"I eat my bread."
Translation:Tôi ăn bánh mì của mình.
Just to check - I answered with cua toi which was fine. If I put cua minh, would that be saying that the bread belongs to the subject of the sentence (i.e, me)?
Whats the meaning of của? I put Tôi ăn bánh mì mình which was wrong. Is there some grammar behind this? Thanks!
'Của' indicates possessive, but I also think 'Tôi ăn bánh mì tôi/mình' would also be correct? Can any native speaker say if it's grammatically wrong or just informal?
word "của" means "of" and phrase "của mình" means "of the object"
once again all together - "VIETNAMESE IS COOOL!@!@"

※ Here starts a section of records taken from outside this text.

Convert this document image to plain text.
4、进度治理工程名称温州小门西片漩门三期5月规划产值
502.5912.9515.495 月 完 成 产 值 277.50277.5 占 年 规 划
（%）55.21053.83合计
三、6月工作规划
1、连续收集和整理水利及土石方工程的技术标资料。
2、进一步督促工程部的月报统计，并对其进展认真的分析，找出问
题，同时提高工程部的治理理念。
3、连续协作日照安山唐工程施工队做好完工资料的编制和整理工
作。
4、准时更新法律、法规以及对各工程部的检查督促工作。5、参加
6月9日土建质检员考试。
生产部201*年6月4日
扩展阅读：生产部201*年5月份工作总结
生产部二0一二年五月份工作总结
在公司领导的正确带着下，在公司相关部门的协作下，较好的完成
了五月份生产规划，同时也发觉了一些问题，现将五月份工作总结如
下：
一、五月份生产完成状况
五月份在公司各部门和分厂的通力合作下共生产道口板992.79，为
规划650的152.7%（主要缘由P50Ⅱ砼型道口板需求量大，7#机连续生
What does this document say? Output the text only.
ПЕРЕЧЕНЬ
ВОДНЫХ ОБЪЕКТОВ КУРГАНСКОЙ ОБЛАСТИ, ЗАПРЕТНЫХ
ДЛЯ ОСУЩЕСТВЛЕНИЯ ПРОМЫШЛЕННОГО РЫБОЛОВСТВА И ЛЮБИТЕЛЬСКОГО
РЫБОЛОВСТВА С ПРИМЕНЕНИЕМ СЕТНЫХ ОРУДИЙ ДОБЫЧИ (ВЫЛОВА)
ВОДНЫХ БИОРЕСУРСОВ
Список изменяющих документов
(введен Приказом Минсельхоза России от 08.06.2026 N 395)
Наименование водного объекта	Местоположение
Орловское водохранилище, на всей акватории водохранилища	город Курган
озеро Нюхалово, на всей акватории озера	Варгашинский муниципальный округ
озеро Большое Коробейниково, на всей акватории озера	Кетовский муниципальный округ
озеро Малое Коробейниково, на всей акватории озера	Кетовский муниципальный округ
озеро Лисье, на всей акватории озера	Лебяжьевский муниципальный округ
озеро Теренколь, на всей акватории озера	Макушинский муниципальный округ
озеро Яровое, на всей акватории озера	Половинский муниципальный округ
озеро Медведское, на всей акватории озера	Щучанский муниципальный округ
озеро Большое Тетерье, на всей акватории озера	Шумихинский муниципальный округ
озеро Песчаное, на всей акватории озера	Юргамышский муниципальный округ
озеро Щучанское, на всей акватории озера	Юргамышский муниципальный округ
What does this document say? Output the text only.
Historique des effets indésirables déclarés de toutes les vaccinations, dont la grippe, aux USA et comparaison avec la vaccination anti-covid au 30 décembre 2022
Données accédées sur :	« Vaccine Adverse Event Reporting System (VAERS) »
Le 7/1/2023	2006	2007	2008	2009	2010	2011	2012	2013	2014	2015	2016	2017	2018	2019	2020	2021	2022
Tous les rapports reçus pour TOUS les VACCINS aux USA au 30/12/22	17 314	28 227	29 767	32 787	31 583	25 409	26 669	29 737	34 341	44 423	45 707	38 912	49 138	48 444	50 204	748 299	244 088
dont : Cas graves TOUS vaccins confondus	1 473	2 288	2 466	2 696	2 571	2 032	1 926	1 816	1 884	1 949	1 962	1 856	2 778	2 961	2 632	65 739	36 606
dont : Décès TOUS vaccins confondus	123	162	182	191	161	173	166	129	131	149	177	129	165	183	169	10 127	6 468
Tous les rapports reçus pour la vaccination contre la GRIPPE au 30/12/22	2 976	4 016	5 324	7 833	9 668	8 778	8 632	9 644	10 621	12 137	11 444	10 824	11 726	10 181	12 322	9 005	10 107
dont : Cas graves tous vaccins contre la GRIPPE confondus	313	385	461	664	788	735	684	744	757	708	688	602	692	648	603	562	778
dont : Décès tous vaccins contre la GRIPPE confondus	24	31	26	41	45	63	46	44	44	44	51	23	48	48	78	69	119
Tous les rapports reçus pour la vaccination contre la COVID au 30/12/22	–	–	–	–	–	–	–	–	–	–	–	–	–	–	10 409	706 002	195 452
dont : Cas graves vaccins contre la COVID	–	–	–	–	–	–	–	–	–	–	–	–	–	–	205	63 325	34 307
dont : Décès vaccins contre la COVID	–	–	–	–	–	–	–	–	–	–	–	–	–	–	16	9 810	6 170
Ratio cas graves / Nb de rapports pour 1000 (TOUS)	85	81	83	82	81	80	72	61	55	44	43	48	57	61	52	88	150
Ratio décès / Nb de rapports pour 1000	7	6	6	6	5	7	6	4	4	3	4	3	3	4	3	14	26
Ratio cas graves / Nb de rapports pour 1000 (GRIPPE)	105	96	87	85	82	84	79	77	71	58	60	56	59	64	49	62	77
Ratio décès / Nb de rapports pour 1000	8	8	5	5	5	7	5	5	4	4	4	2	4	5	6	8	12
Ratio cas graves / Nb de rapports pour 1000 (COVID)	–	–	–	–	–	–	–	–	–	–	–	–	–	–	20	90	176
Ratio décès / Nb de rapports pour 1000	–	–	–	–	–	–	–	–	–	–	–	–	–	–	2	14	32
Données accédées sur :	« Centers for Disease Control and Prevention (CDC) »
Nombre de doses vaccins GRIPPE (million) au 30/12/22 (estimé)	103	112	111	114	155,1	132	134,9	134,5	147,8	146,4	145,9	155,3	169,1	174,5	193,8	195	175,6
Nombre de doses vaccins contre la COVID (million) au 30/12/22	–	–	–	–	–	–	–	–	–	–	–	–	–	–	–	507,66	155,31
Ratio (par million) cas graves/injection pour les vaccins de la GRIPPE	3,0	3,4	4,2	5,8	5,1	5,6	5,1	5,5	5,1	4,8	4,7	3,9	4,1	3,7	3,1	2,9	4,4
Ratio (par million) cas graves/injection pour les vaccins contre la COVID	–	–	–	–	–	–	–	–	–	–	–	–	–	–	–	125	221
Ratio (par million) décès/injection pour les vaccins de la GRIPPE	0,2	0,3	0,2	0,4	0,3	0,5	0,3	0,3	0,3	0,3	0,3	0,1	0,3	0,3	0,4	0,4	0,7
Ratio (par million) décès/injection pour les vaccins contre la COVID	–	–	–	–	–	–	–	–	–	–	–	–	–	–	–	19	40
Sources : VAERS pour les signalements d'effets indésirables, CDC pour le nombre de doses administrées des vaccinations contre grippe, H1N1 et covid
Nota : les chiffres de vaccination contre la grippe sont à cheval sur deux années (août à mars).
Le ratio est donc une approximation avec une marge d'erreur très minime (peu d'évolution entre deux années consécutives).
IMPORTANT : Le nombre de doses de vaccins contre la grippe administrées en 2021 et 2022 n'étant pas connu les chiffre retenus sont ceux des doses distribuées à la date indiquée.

Just bread is technically bánh mì không, as bánh mì is generally a sandwich, but my answer was marked incorrectly.
How do i tell the difference when i am uposed to use của tôi (i'm assuming at the beginning of a sentence) versus của mình (at the end of a sentence)? Does it even matter if its at the beginning or end? Do they mean seperate things?
Của tôi just means "mine", but của mình refers to the subject of the sentence. So, "anh ấy ăn bánh mì của mình" means "he eats his bread"; "bạn ăn bánh mì của mình" means "you eat your bread".
Can any native weigh in on this? I just read on the discussion of another phrase that cua minh only means "my" or "our", so first person possessive.
So something like...
Cô ấy ăn bánh mì của mình - she eats her bread Cô ấy bánh mì của tôi - she eats my bread
Tôi is always me, mine, but mình refers to the person doing the action, not the person speaking.
Is this the correct explanation?
Both cua toi and cua minh (with appropriate diacriticals) are correct, since toi is the subject.